On 10 May 2015, at 1:07, SH Development wrote:

We use a separate server for our spam filtering which sends filtered mail to our postfix server. Lately, however, the spammers have been bypassing our spam server by sending mail directly to the postfix server.

I thought I had it set up right, but I am still able to telnet in from an outside IP that is not in mynetworks and send a message through without authenticating.

How can we only accept mail from both our auth users and only our spam server’s IP address?

It would be easier to give a precise answer if you had followed the recommendations of http://www.postfix.org/DEBUG_README.html#mail and included details of your existing config.

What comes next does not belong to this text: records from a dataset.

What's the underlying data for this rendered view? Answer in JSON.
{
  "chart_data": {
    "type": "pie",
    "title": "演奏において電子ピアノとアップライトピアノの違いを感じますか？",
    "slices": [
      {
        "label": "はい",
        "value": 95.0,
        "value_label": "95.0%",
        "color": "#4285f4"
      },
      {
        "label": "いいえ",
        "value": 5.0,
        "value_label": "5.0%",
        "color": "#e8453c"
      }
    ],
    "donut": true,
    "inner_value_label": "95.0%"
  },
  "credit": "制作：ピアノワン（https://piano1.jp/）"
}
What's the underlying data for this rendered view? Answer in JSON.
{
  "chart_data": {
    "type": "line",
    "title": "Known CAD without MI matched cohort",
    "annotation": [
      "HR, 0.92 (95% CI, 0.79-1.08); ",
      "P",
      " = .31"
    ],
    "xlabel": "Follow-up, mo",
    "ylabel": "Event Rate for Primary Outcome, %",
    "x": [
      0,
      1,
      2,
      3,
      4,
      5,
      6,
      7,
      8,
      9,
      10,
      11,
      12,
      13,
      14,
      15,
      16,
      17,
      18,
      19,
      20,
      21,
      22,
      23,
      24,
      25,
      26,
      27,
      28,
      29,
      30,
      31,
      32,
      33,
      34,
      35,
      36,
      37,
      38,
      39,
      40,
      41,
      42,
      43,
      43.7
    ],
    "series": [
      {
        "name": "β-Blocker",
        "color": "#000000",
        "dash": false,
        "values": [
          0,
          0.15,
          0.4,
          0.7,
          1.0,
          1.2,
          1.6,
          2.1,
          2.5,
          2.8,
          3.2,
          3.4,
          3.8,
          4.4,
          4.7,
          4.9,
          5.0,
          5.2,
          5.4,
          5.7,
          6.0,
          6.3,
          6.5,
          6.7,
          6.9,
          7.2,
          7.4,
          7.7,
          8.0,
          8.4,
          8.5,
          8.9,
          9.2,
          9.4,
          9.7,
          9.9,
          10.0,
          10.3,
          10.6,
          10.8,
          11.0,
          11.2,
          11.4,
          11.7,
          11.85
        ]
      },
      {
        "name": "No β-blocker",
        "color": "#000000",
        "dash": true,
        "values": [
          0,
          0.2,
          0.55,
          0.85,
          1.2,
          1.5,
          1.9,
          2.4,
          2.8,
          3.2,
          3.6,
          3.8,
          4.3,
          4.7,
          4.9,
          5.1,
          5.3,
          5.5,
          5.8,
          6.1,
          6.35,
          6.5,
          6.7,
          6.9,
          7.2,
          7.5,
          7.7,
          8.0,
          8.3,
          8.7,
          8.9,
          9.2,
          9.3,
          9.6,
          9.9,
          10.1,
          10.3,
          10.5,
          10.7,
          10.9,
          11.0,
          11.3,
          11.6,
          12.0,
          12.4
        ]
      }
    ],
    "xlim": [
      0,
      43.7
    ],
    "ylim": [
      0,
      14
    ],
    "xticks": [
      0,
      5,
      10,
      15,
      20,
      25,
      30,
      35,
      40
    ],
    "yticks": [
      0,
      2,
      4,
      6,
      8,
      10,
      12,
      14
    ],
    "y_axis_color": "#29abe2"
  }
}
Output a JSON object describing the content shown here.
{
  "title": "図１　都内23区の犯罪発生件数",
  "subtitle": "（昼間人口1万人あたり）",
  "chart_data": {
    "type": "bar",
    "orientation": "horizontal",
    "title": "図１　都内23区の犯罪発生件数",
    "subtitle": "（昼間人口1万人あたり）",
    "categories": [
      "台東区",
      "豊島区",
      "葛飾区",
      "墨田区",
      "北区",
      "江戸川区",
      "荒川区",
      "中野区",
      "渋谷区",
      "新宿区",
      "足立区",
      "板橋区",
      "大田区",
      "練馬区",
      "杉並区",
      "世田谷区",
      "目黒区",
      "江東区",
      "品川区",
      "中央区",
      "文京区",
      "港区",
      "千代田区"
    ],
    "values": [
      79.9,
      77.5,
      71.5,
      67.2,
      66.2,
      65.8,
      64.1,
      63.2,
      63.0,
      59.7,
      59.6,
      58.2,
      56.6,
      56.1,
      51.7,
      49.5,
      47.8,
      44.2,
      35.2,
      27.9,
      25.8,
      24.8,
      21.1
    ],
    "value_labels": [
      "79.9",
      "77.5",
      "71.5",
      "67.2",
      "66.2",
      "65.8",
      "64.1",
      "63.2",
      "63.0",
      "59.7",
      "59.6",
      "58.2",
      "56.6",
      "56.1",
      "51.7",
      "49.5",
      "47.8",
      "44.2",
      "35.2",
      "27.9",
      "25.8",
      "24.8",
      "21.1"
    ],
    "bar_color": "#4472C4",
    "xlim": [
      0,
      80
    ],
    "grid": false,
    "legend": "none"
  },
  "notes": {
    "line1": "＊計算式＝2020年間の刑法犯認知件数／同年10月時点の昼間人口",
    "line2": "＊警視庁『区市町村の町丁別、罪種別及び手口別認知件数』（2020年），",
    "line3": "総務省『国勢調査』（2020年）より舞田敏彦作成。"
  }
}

Generally, you should not be handling authenticated user submission and inbound transport for final delivery with the same smtpd configuration, but rather have a port 587 submission server for users with a line in master.cf something like this:

submission inet  n       -       n       -       -       smtpd
    -o syslog_name=postfix/submit
    -o smtpd_tls_security_level=encrypt
    -o smtpd_sasl_auth_enable=yes
    -o smtpd_recipient_restrictions=permit_sasl_authenticated,reject

With that in place, you can direct your users to use port 587 (the submission standard port) with TLS encryption and authentication and not need to write one Postfix config for two very different types of mail (inbound for delivery and user initial submission of mail mostly headed outbound.)

For your main.cf configuration, you may be able to clear out smtpd_helo_restrictions and smtpd_recipient_restrctions entirely and just set "smtpd_client_restrictions = permit_mynetworks,reject"

On the other hand, you may have more complex requirements but we can't know that from the limited nature of your question.